Volume9:2 Contents

Oracles about Tyre
Richard Higginson

Then and Now: The Schoolmen and Free Trade
Joan Lockwood O'Donovan

Free Trade and Fair Trade
An Economist's View
Andrew Henley

Free Trade and Fair Trade
Christian Aid's View

Justin Macmullan

Moving the Fair Trade Agenda Forward
Paul Chandler

Fair Trade: A Dissenting Christian's View
John Lovatt

 
 

VOLUME 9:2

In this issue we focus on a single theme which dominated the Ridley Hall Foundation conference: What Makes Trade Fair? Trade is a fundamental reality of life, in the ancient and modern world alike. With the G8 Summit fresh in our minds this exploration of different Christian perspectives provides thought-provoking contributions that add value to the current debate on fair trade.
Richard Higginson sets the scene with a cautionary tale from Biblical history. Ezekiel’s portrait of Tyre is a provocative picture of big city trade in the ancient world. Tyre’s judgment and fall, like Rome’s, may serve as a striking parable for the present day.
In an informative, scholarly paper Joan Lockwood O’Donovan addresses the injustice inherent in current international trade.
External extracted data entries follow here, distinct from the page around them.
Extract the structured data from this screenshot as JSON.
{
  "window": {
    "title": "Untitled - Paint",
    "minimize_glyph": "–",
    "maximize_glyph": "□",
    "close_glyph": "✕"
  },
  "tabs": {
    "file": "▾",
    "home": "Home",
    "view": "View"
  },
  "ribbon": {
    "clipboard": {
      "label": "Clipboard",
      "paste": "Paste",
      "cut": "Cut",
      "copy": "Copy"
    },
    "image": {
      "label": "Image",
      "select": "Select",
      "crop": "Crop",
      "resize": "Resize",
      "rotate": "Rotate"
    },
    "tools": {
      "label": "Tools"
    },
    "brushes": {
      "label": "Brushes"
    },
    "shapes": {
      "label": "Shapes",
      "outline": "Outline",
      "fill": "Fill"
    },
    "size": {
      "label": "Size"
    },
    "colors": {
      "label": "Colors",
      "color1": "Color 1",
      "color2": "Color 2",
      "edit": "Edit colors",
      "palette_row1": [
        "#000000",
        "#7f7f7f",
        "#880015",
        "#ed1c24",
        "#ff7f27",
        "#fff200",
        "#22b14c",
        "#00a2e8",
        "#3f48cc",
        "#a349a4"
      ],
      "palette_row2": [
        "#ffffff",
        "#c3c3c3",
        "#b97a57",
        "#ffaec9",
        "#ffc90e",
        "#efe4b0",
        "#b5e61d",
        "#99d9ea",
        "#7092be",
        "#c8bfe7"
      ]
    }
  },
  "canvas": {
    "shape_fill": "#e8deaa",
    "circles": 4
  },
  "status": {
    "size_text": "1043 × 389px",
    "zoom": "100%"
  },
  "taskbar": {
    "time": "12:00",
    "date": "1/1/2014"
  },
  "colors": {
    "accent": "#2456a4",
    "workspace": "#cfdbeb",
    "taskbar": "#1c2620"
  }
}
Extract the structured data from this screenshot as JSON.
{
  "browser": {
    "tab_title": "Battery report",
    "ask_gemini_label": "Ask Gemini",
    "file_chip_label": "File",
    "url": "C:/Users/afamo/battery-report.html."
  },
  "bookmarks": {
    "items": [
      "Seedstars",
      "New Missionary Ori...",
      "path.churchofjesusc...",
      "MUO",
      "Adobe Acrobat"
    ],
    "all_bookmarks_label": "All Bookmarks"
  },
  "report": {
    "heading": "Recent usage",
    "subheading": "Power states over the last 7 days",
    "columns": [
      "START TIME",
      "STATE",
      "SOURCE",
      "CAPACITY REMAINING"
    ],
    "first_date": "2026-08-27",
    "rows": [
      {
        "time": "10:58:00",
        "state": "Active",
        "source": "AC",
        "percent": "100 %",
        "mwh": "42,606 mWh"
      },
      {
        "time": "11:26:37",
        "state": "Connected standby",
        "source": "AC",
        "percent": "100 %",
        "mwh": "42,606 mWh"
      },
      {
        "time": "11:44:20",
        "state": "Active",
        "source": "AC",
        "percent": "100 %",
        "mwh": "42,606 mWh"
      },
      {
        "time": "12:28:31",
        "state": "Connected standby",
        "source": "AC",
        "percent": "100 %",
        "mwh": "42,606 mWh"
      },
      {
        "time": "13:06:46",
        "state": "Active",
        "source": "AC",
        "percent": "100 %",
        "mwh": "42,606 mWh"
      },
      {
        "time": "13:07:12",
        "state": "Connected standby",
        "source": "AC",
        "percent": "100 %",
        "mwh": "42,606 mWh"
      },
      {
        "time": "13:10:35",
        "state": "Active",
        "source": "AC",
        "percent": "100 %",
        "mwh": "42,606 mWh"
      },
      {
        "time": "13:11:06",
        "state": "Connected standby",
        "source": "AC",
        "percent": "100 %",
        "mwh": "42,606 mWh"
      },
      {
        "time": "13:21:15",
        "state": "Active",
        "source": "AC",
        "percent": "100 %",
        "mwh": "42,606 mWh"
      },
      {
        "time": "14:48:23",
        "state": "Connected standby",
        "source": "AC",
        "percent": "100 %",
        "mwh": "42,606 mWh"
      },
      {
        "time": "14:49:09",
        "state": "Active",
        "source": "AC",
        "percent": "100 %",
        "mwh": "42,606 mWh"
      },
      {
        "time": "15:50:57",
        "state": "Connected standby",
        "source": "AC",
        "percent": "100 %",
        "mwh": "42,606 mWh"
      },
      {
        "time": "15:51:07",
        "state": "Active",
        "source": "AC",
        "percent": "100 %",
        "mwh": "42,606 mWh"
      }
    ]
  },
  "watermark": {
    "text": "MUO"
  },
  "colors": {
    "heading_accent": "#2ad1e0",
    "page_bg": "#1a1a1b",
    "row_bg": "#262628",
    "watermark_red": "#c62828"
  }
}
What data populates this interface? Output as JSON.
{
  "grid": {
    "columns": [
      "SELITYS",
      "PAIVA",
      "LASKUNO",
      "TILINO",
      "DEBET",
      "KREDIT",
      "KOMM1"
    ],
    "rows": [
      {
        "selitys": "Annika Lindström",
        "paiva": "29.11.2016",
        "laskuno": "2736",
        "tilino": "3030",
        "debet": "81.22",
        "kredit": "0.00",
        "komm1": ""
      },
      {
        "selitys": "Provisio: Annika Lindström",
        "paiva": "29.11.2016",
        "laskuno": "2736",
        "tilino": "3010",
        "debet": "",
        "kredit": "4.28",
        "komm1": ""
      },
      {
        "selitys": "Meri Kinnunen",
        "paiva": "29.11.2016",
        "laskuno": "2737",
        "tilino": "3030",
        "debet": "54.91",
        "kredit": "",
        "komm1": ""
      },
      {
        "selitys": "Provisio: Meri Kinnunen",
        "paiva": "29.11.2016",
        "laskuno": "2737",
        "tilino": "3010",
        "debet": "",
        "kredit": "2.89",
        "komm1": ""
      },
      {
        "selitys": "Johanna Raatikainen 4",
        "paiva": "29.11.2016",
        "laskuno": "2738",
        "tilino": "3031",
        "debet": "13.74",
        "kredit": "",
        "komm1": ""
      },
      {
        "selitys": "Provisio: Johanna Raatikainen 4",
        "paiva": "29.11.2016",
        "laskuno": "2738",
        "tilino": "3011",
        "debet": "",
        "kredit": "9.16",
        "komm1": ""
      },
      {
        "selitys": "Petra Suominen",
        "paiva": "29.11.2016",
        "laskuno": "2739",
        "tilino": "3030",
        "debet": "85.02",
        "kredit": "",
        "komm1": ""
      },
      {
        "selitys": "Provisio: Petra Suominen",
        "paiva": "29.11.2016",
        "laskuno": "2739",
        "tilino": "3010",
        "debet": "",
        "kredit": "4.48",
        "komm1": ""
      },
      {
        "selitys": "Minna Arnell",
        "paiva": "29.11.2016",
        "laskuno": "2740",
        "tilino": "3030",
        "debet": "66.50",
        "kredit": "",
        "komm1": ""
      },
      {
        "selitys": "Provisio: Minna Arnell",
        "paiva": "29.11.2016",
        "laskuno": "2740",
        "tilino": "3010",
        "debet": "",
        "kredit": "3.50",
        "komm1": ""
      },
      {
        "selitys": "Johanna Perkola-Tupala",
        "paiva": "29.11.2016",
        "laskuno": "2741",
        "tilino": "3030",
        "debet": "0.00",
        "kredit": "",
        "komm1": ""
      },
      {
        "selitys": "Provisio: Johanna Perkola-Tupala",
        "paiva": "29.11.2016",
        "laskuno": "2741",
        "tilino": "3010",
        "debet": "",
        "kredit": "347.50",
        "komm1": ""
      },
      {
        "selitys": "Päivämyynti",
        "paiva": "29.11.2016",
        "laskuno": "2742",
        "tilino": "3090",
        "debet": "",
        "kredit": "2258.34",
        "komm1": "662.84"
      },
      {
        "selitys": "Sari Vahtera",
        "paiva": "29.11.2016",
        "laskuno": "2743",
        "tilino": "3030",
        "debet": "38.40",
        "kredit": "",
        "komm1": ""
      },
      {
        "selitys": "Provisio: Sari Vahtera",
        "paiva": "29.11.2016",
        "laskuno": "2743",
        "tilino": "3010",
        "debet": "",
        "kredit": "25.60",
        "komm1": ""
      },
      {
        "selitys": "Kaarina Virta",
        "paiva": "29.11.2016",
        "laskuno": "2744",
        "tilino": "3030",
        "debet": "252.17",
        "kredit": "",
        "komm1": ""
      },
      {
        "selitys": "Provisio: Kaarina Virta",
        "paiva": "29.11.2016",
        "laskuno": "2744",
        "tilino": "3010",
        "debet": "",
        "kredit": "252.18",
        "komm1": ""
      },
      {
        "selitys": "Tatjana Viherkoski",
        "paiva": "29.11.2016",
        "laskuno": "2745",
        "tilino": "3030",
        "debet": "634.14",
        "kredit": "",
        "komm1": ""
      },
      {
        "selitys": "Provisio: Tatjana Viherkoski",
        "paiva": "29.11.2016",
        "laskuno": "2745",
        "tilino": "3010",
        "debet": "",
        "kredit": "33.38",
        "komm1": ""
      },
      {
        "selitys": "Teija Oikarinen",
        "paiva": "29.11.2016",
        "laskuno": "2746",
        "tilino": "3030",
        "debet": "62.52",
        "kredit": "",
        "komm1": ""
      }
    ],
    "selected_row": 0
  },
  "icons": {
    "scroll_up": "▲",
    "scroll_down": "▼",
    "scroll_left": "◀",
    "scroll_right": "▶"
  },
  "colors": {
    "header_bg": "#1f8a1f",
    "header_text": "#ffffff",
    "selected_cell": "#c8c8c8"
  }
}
She draws on the economic theories and moral requirements of medieval theologians to guide towards a market that is rational, just and divinely ordained.
Andrew Henley provides an economist’s view of Free and Fair Trade followed by a Christian perspective. He shows how ethical trade could promote human dignity and value, ensure human needs are met and allow for responsible stewardship of resources and talents. Christian Aid has been at the thick of the current Trade Justice campaign; their policy officer, Justin Macmullan, puts the case for fundamental changes to the rules that govern international trade.
Traidcraft’s Paul Chandler, whose conference address won particular acclaim, assesses the state and strategy of the fair trade movement - arguing that Christians have a key contribution to make both to the debate and process of ‘moving the fair trade agenda forward’.
Richard Higginson provides a summing up in which he outlines workshop contributions and indicates the main area of disagreement at the conference, concerning the effectiveness of protectionist policies. Finally, John Lovatt exercises an editor’s privilege by offering a dissenting view, making points not covered in the other papers, and suggesting an alternative model of ‘good business’.